Re: [PATCH v7 2/9] dax: fix conversion of holes to PMDs
From: Ross Zwisler
Date: Thu Jan 07 2016 - 17:35:13 EST
On Wed, Jan 06, 2016 at 11:04:35AM -0800, Dan Williams wrote:
> On Wed, Jan 6, 2016 at 10:00 AM, Ross Zwisler
> <ross.zwisler@xxxxxxxxxxxxxxx> wrote:
> > When we get a DAX PMD fault for a write it is possible that there could be
> > some number of 4k zero pages already present for the same range that were
> > inserted to service reads from a hole. These 4k zero pages need to be
> > unmapped from the VMAs and removed from the struct address_space radix tree
> > before the real DAX PMD entry can be inserted.
> >
> > For PTE faults this same use case also exists and is handled by a
> > combination of unmap_mapping_range() to unmap the VMAs and
> > delete_from_page_cache() to remove the page from the address_space radix
> > tree.
> >
> > For PMD faults we do have a call to unmap_mapping_range() (protected by a
> > buffer_new() check), but nothing clears out the radix tree entry. The
> > buffer_new() check is also incorrect as the current ext4 and XFS filesystem
> > code will never return a buffer_head with BH_New set, even when allocating
> > new blocks over a hole.

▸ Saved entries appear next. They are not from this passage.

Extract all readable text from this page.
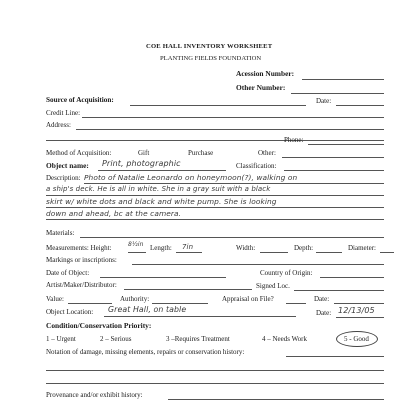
COE HALL INVENTORY WORKSHEET
PLANTING FIELDS FOUNDATION
Acession Number:
Other Number:
Source of Acquisition:	Date:
Credit Line:
Address:
Phone:
Method of Acquisition:	Gift	Purchase	Other:
Object name: Print, photographic	Classification:
Description: Photo of Natalie Leonardo on honeymoon(?), walking on
a ship's deck. He is all in white. She in a gray suit with a black
skirt w/ white dots and black and white pump. She is looking
down and ahead, bc at the camera.
Materials:
Measurements: Height:	8½in Length: 7in	Width:	Depth:	Diameter:
Markings or inscriptions:
Date of Object:	Country of Origin:
Artist/Maker/Distributor:	Signed Loc.
Value:	Authority:	Appraisal on File?	Date:
Object Location: Great Hall, on table	Date: 12/13/05
Condition/Conservation Priority:
1 – Urgent	2 – Serious	3 –Requires Treatment	4 – Needs Work	5 - Good
Notation of damage, missing elements, repairs or conservation history:
Provenance and/or exhibit history:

Instead the filesystem will zero the blocks
> > manually and return a buffer_head with only BH_Mapped set.
> >
> > Fix this situation by removing the buffer_new() check and adding a call to
> > truncate_inode_pages_range() to clear out the radix tree entries before we
> > insert the DAX PMD.
> >
> > Signed-off-by: Ross Zwisler <ross.zwisler@xxxxxxxxxxxxxxx>
>
> Replaced the current contents of v6 in -mm from next-20160106 with
> this v7 set and it looks good.
>
> Reported-by: Dan Williams <dan.j.williams@xxxxxxxxx>
> Tested-by: Dan Williams <dan.j.williams@xxxxxxxxx>
>
> One question below...
>
> > ---
> > fs/dax.c | 20 ++++++++++----------
> > 1 file changed, 10 insertions(+), 10 deletions(-)
> >
> > diff --git a/fs/dax.c b/fs/dax.c
> > index 03cc4a3..9dc0c97 100644
> > --- a/fs/dax.c
> > +++ b/fs/dax.c
> > @@ -594,6 +594,7 @@ int __dax_pmd_fault(struct vm_area_struct *vma, unsigned long address,
> > bool write = flags & FAULT_FLAG_WRITE;
> > struct block_device *bdev;
> > pgoff_t size, pgoff;
> > + loff_t lstart, lend;
> > sector_t block;
> > int result = 0;
> >
> > @@ -647,15 +648,13 @@ int __dax_pmd_fault(struct vm_area_struct *vma, unsigned long address,
> > goto fallback;
> > }
> >
> > - /*
> > - * If we allocated new storage, make sure no process has any
> > - * zero pages covering this hole
> > - */
> > - if (buffer_new(&bh)) {
> > - i_mmap_unlock_read(mapping);
> > - unmap_mapping_range(mapping, pgoff << PAGE_SHIFT, PMD_SIZE, 0);
> > - i_mmap_lock_read(mapping);
> > - }
> > + /* make sure no process has any zero pages covering this hole */
> > + lstart = pgoff << PAGE_SHIFT;
> > + lend = lstart + PMD_SIZE - 1; /* inclusive */
> > + i_mmap_unlock_read(mapping);
> > + unmap_mapping_range(mapping, lstart, PMD_SIZE, 0);
> > + truncate_inode_pages_range(mapping, lstart, lend);
>
> Do we need to do both unmap and truncate given that
> truncate_inode_page() optionally does an unmap_mapping_range()
> internally?
Ah, indeed it does. Sure, having just the call to truncate_inode_page() seems
cleaner. I'll re-test and send this out in v8.